Изменить размер шрифта - +

Вслед за стариком поднялись остальные посланцы Полтавки. Перетятько вновь попытался найти пути к соглашению.

— Никита Матвеич, лучше нам полюбовно договориться.

Ведь мы и вправду соседи. Что ж лоб в лоб становиться?

Сколько еще лет рядом жить!

Атаман посмотрел снизу вверх — вставать он не собирался, подчеркивая этим свое хозяйское положение. Да и почему он должен кланяться каким-то мужикам, провожать их… Он их ни по делам, ни тем более в гости не приглашал.

— Закон не позволяет! Закон! — произнес он с расстановкой, но решительно, отсекая возможность дальнейших переговоров.

— Смотри, атаман! — Старик криво усмехнулся. — Отольются тоби наши слезки. Кабы сам кровушкой не умылся.

— Ах, ты!.. — Шаньшин задохнулся от гнева. Вскочил и, топорща в ярости усы, гаркнул:

— Петро! Иван! — И когда два дюжих казака при шашках и нагайках выросли на пороге, махнул рукой на мужиков:

— В шею их, в шею! И чтоб даже шагу на крыльцо, чтоб в станицу вовсе, — он перевел дыхание и крикнул уже в спину торопливо покидавшим канцелярию посланцам Полтавки:

— ..не пущ-щать!

Никита Матвеевич вздохнул и поднес к глазам казенную бумагу с инструкцией, писанной неким полковником Кудряшовым, в которой разъяснялся порядок охраны границы иррегулярными, то есть казачьими, войсками.

— Ишь ты, — атаман сердито отбросил бумагу, — писака! И близко не стоял с казаками, а вишь выдумал! Иррегулярные войска! — произнес он с презрением и сплюнул с крыльца. — Допрежь, чем писать, на границе надо побывать и не на коняке проехать, а на пузе вдоль нее проползти. — Он опять сплюнул и еще с большим негодованием произнес:

— Развели в штабах баглаев. Нас бы поспрошали сперва, бумагомараки!

Сорвав плохое настроение на бумаге, Никита Матвеевич несколько успокоился и сладко зевнул. Можно было вздремнуть до приезда гостей, но в дом он не пошел. Набив трубку ароматным табаком, он закурил и блаженно прищурился. Как хорошо иногда почувствовать себя, хотя бы на короткий срок, ничем и никому не обязанным. А просто сидеть бездумно, глядеть на небо, на облака, что гигантскими башнями встают на горизонте, прислушиваться к слабым звукам и шорохам засыпающей природы.

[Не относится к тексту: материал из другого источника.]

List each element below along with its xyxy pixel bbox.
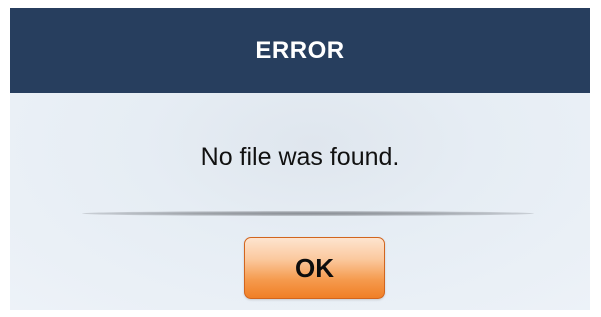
dialog-divider <box>82 211 534 216</box>
dialog-message: No file was found. <box>200 143 400 171</box>
error-dialog: ERROR No file was found. OK <box>10 8 590 310</box>
ok-button-label: OK <box>295 252 334 283</box>
dialog-title-bar: ERROR <box>10 8 590 93</box>
dialog-title: ERROR <box>255 36 345 64</box>
ok-button[interactable]: OK <box>244 237 385 299</box>
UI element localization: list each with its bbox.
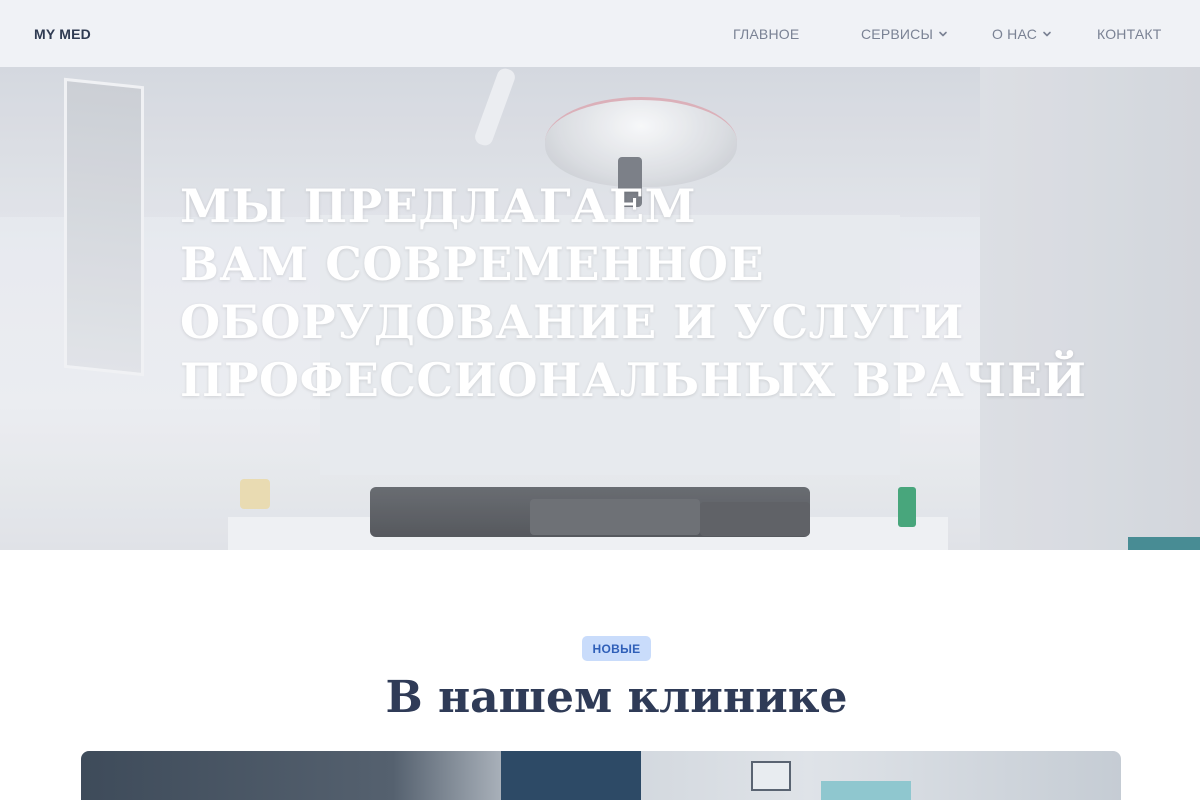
clinic-preview-image xyxy=(81,751,1121,800)
nav-item-contact[interactable]: КОНТАКТ xyxy=(1097,26,1162,42)
nav-item-label: ГЛАВНОЕ xyxy=(733,26,800,42)
hero-title: МЫ ПРЕДЛАГАЕМ ВАМ СОВРЕМЕННОЕ ОБОРУДОВАН… xyxy=(180,177,1087,409)
chevron-down-icon xyxy=(938,29,948,39)
hero-title-line: ВАМ СОВРЕМЕННОЕ xyxy=(180,237,765,291)
section-badge: НОВЫЕ xyxy=(582,636,651,661)
hero-title-line: МЫ ПРЕДЛАГАЕМ xyxy=(180,179,697,233)
preview-door xyxy=(501,751,641,800)
chevron-down-icon xyxy=(1042,29,1052,39)
nav-item-label: СЕРВИСЫ xyxy=(861,26,934,42)
preview-monitor xyxy=(751,761,791,791)
section-title: В нашем клинике xyxy=(385,672,848,723)
nav-item-label: О НАС xyxy=(992,26,1038,42)
nav-item-label: КОНТАКТ xyxy=(1097,26,1162,42)
hero-title-line: ОБОРУДОВАНИЕ И УСЛУГИ xyxy=(180,295,964,349)
nav-item-home[interactable]: ГЛАВНОЕ xyxy=(733,26,799,42)
hero-banner: МЫ ПРЕДЛАГАЕМ ВАМ СОВРЕМЕННОЕ ОБОРУДОВАН… xyxy=(0,67,1200,550)
nav-item-about[interactable]: О НАС xyxy=(992,26,1052,42)
site-header: MY MED ГЛАВНОЕ СЕРВИСЫ О НАС КОНТАКТ xyxy=(0,0,1200,67)
nav-item-services[interactable]: СЕРВИСЫ xyxy=(861,26,948,42)
hero-title-line: ПРОФЕССИОНАЛЬНЫХ ВРАЧЕЙ xyxy=(180,353,1087,407)
brand-logo[interactable]: MY MED xyxy=(34,26,91,42)
preview-panel xyxy=(821,781,911,800)
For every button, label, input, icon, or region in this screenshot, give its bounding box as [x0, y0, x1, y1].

Облака тем временем потемнели, растеклись по небу серой пеленой. Тензелюкский голец скрылся в густой туманной завесе. Вдруг из туч хлестанула молния, и Никита Матвеевич перекрестился. Грозы еще не хватало! Но одновременно с первым ударом грома ворвался в станицу заливчатый перезвон колокольцев.

Шаныиин радостно вскинулся, но тут на пороге показались жена и его младшие — близнецы Сашка и Шурка.

— Кажется, Гаврюша? — Елена Сергеевна радостно посмотрела на мужа. — Припозднились, но все ж к ночи добрались!

Никита Матвеевич посмотрел из-под руки на гору. Тройка и несколько верховых уже миновали самый крутой участок.

Еще пара минут — и они здесь! Близнецы, уже не дожидаясь команды, кинулись к воротам и распахнули их во всю ширь, а Степан, прижимая шапку к широкой груди, встречал тройку с улицы.

Шаньшин прикрикнул на жену, чтобы не глазела понапрасну, а мчалась бы в дом и проверила, все ли готово к приему гостей, и сам проворно сбежал по ступенькам вниз. Бренча колокольцами, во двор въезжала тройка добрых гнедых лошадей.

— Здорово, станичники! — приветствовал Никита Матвеевич казаков, спешившихся у коновязи за воротами. А глаза уже искали сына. Гаврюха вошел во двор вслед за коляской, ведя в поводу своего коня. — Как добрались? — спросил атаман и, не дожидаясь ответа, тут же задал второй вопрос:

— А гостей, что ж, встретил али нет?

Гаврила сбил папаху на затылок и засмеялся:

— Сморило гостей с непривычки! Всю дорогу бодрились, а верст за пять до станицы, чую, засвистели носами.